# How long to advertise lost cat before rehoming



## davidjkent (Sep 14, 2013)

I posted this message up earlier, but it seems that it wasn't clear enough, so I'll edit it so hopefully there can be no misunderstanding.

I understand that if a non-microchipped cat, believed to be stray, is taken to FOR EXAMPLE a vet, the vet only has to advertise the cat for 7 days on its own website before handing it over to a rescue organisation for rehoming.
The above 'required' action seems unreasonable to me as the cat may have wandered many miles and the vet will not be local to the owner; secondly, not all people have an internet connection and would be unable to access such a website.
My question does *NOT* relate to the vet. I am NOT interested in whether a vet is obligated or not to do this. I am ONLY interested in the '7 days' period.
So to spell it out: If a cat (without a microchip) wanders and is handed into a vet or a homing agency or an animal sanctuary , or indeed anyone, he/she/it is entitled to hand over the cat to someone to effect rehoming after just 7 days even though the owner may have had no opportunity to find it (Yes, I know not microchipping is irresponsible, but the fact remains that loving owners do fail to do this sometimes).
What is the law here please? I am not seeking viewpoints or interpretations of the situation, but *strictly* what the LAW requires in such a situation. If the relevant Legal ref. can be supplied (if it exists), that would be much appreciated.
On looking at various websites there are frequent references to cats being 'held' for 7 days, as 'the law requires', before being rehomed and yet I cannot find the Statute for this.


----------



## Paddypaws (May 4, 2010)

Why don't you 'spell it out' to a Solicitor if we laymen can't give you accurate enough information?
Find a solicitor - The Law Society


----------



## Cookieandme (Dec 29, 2011)

The internet is definitely the wrong place to look if you don't want an opinion 

For free legal advice - call the legal profession.


----------



## davidjkent (Sep 14, 2013)

It was just my naive hope that some users might - might - just have the required knowledge to show the basis of such criteria.
(a)Many homing organisations state that 'by law' they will only seek to rehome after an animal is with them for 7 days.
(b)What and where is this law?
I would have thought persons familiar with the workings of rehoming groups (which I am not) would have known this as it is clearly fundamental to their rehoming policy. Its hardly a minor feature.
Apparently no one here - despite being a rescue and adoption forum - has such knowledge! Amazing.


----------



## davidjkent (Sep 14, 2013)

Re subsequent 'replies', I am simply asking for basic factual information that persons who are involved in rehoming should surely know.
Indeed, it would be a very good idea for everyone who deals with rehoming to know the basis of what is allowed in this country as there is a possibility that someone who has lost an animal which has been subsequently rehomed, pursuing the matter which might involve costs and adverse publicity.
Finally, the fact that I am referred elsewhere by some may indicate that the answer to a basic question is not known even though it surely relates to the subject matter of this forum. I find that worrying. I won't waste my time writing here again. I thought this was somewhere to obtain information. Silly me.


----------



## catcoonz (Aug 4, 2012)

I deleted my previous reply as you asked for the LAW, well there are no specific laws regarding unmicrochipped cats.

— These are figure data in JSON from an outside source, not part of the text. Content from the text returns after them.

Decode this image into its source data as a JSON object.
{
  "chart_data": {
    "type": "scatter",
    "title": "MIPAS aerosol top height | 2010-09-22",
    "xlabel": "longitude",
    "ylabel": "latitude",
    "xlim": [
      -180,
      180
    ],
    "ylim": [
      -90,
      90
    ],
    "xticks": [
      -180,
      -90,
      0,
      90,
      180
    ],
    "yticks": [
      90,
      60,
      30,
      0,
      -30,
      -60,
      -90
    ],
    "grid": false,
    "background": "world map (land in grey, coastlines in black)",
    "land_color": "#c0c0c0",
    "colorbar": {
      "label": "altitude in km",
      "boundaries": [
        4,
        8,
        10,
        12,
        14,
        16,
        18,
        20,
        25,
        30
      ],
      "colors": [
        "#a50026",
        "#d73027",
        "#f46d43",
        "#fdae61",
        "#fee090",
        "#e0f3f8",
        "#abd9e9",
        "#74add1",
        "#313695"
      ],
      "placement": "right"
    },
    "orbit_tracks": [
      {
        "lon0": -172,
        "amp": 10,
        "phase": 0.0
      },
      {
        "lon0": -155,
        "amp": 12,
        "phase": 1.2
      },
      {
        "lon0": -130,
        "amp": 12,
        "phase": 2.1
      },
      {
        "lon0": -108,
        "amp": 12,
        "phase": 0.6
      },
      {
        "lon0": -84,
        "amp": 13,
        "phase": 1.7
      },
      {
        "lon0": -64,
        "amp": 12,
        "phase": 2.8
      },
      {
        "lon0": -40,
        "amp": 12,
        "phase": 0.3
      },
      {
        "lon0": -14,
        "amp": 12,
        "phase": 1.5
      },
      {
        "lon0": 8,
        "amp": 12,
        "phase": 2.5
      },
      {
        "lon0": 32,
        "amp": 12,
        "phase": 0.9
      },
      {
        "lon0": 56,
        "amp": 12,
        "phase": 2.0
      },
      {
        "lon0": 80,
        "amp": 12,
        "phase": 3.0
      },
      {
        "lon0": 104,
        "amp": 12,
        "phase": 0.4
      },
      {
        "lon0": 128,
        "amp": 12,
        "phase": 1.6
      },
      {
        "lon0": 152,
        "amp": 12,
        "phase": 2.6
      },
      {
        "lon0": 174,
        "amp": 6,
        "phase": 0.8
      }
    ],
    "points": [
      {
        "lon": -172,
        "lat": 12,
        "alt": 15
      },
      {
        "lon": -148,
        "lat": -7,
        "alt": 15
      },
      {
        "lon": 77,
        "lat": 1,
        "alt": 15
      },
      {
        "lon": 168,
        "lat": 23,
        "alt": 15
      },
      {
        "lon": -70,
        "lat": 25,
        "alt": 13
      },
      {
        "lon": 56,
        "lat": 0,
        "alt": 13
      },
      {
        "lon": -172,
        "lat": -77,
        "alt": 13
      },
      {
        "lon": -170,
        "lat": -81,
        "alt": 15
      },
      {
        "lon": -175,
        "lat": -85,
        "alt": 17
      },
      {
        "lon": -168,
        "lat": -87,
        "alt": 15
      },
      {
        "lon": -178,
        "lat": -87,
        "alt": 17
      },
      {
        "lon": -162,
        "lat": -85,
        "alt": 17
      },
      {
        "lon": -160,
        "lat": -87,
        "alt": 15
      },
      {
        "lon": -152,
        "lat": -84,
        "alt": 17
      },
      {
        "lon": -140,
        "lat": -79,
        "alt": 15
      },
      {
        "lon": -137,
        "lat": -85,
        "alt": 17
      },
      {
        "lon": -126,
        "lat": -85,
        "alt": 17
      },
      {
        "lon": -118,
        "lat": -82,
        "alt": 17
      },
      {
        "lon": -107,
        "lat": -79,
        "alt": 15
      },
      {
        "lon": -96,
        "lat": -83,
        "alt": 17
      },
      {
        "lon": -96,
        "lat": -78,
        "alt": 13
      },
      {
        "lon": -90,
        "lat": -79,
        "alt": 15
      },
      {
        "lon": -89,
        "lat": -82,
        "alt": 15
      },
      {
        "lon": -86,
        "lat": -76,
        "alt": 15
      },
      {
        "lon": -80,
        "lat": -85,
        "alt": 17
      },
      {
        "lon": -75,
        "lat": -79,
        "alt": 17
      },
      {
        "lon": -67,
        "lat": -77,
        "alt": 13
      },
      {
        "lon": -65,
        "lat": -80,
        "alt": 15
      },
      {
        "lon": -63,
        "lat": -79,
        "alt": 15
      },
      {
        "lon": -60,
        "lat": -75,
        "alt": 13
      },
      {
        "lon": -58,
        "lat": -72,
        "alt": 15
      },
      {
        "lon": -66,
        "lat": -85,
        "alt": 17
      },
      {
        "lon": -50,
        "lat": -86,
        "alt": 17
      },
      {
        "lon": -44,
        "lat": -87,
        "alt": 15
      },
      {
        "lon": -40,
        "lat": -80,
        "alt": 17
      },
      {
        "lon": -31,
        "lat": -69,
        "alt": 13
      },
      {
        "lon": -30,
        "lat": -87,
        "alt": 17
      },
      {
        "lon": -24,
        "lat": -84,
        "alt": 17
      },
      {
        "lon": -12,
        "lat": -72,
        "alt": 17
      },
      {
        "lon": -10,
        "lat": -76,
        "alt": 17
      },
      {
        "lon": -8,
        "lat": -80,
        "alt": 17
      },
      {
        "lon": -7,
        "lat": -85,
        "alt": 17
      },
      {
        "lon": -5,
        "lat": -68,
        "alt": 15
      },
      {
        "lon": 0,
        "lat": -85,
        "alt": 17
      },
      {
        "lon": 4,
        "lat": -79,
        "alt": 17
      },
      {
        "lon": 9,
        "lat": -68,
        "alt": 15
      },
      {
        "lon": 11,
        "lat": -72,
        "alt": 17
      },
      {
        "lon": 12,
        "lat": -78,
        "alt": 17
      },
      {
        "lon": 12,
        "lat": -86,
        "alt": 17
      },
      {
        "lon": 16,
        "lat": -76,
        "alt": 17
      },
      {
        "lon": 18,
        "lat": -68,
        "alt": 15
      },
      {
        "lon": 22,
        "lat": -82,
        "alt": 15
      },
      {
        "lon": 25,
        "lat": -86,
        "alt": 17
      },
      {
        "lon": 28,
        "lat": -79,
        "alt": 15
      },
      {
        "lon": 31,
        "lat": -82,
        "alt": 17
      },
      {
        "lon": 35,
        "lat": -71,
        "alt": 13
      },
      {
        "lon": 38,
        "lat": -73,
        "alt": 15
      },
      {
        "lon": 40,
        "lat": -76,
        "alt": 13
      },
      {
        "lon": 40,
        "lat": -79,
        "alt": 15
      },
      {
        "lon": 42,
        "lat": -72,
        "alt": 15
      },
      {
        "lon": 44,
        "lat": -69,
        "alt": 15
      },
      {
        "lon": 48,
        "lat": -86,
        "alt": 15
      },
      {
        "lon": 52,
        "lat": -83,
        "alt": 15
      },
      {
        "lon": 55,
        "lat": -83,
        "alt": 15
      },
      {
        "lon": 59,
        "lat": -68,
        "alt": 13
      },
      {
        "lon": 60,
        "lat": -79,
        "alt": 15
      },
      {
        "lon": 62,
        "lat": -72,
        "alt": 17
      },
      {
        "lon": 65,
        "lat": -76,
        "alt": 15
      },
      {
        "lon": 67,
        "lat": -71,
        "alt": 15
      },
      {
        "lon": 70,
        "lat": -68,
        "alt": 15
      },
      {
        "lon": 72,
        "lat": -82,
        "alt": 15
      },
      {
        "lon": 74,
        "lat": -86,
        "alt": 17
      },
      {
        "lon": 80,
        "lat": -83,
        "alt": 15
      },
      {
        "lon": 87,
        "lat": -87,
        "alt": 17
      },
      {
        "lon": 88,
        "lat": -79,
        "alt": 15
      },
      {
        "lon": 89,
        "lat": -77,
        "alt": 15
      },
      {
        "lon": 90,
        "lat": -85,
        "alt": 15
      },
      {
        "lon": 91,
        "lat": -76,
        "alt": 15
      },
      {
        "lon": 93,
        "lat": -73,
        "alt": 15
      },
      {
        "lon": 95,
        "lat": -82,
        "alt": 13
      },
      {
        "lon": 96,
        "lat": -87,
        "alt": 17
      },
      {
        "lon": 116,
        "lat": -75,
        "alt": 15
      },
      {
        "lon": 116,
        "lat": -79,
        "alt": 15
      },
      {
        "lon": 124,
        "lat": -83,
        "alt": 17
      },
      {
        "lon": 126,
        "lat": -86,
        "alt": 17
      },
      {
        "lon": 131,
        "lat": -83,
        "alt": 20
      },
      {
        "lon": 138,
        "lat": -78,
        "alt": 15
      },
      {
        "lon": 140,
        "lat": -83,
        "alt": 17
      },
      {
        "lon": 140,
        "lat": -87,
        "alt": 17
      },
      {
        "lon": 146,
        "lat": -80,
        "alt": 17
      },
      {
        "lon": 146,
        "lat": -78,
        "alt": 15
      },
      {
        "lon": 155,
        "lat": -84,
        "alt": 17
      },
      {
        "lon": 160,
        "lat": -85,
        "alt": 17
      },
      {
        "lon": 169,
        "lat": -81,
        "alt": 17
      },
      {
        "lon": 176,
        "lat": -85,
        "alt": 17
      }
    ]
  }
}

What we do have to do is advertise everywhere we can and do our very best to trace the owner, if an owner is not found after 14 days charities are allowed to then rehome the cat.


----------



## jaycee05 (Sep 24, 2012)

My daughter took a young cat she had seen wandering near her place of work into a vet yesterday as she couldnt locate the owner, she was told they will keep it for 7 days then after being checked over it will go to the RSPCA to be rehomed, so it seems 7 days is the norm
Hope this helps


----------



## nightkitten (Jun 15, 2012)

I guess it is a bit too complicated for us to answer the question properly.

I am pretty sure though that a found cat falls under the lost, mislaid or abandoned property law. But there are so many regulations depending on the circumstances on how and where the property was found that I can not point you to the correct guideline or law.


----------